Effective communication is a critical factor for API adoption. Since APIs do not have a user interface, your documentation is the primary method for communicating with developers on how to use your API. Your API documentation is your API’s user interface.

A developer portal helps bring together the different styles of communication that you need to ensure that APIs can be found, speak to the benefits of using your API, and guide developers on how to integrate your API.

The Value of API Documentation

API documentation is the primary communication medium between the API provider and consumer. Unless the API is open source, you will likely never see the source code behind it. Therefore, the only thing that developers consuming your API have is your documentation. Without clear and complete documentation, developers will struggle to use your API.

We use the term API documentation as if there is only one kind of documentation. Yes, you need to deliver a great API reference for developers. Tools such as Swagger, RAML, and Blueprint are just a few of the formats available to help build them. However, complete API documentation requires more than just your API reference in HTML or PDF form. It requires having a developer portal that pulls together everything that they will need to be successful.

What Makes a Great Developer Portal?

Every great developer portal includes the following content:

Features and Discovery – Provides an overview of the API, addressing concerns such as benefits, capabilities, and pricing of your API to qualify prospects.

Case Studies and Examples – Case studies highlight applications that have been built using your API.

Reference Docs – Provides a reference for each API endpoint to developers, including details on the URL, HTTP verb(s) supported, response codes, and data formats. This is where Swagger, RAML, and Blueprint formats are used to generate documentation from an API definition.

Guides and Concepts – As an API consumer, the most difficult part of using an API is the initial learning curve. Guides offer help with learning an API’s concepts and vocabulary during this critical stage.

Problem/Resolution – Documentation can help developers troubleshoot error response codes and ease the burden on your developers and support staff.

Changelog – Shows what has been added or improved recently, helping developers to find new ways to use your API.

Going Beyond Content

Beyond content, developer portals should include the following disciplines:

Easy Onboarding – APIs rarely gain adoption if you make it difficult to get started.

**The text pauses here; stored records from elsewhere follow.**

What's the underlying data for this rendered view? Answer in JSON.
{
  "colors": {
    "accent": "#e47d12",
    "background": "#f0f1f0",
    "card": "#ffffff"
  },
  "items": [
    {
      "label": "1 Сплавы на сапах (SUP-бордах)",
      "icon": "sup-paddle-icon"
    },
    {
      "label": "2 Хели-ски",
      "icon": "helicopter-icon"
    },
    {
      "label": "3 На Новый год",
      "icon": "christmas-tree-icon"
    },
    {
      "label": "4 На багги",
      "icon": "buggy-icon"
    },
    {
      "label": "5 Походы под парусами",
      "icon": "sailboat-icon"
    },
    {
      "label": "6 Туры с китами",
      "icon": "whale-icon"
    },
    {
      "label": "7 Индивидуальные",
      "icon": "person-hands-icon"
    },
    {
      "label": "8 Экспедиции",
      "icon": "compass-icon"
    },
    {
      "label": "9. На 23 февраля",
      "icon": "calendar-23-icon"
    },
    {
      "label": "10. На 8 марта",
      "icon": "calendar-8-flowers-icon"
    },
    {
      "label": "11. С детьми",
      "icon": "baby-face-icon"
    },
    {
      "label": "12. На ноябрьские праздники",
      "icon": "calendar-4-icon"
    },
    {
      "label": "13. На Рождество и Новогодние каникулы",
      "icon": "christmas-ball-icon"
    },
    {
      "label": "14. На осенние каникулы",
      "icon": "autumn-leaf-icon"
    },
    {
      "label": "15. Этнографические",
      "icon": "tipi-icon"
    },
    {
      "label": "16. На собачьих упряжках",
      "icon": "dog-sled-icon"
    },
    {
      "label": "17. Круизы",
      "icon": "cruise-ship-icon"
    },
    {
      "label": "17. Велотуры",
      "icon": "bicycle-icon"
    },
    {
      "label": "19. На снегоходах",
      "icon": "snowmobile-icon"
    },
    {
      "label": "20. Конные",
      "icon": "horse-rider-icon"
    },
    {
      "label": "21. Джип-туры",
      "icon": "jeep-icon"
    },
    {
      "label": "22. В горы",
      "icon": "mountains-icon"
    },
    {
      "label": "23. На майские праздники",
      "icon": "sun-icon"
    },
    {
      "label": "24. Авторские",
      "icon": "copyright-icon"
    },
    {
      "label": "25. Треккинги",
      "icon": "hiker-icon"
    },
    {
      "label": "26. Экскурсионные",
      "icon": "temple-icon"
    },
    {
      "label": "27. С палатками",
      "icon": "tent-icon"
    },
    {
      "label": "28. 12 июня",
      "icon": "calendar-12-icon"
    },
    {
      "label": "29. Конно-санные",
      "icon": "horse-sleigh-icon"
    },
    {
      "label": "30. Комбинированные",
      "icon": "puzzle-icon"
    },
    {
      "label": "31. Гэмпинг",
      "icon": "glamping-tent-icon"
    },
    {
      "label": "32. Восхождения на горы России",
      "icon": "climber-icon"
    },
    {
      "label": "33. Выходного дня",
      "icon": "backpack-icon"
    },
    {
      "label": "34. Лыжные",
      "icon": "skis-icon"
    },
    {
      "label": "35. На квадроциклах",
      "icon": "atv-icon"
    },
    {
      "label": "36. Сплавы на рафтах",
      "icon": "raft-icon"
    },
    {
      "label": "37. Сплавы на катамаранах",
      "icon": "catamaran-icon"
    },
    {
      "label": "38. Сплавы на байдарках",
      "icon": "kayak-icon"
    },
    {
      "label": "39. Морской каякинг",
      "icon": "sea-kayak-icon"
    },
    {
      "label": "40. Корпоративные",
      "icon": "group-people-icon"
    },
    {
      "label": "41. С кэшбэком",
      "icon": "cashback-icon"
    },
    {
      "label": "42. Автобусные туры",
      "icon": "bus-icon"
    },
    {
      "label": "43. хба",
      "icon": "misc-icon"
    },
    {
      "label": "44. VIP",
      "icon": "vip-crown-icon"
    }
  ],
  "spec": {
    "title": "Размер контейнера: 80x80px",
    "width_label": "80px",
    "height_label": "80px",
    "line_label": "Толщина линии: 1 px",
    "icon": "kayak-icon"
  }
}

Easy onboarding, from self-registration to a guided tour will help developers overcome the challenges to adopting a new API.

Operational Status – Is your API available or temporarily down? A simple status page that reflects your API’s availability will help to inform developers and operations staff that see increased errors in their applications.

Live Support – Including a chat solution, whether embedded into your developer portal or through communication platforms such as Slack will help provide direct access to those that can help resolve integration.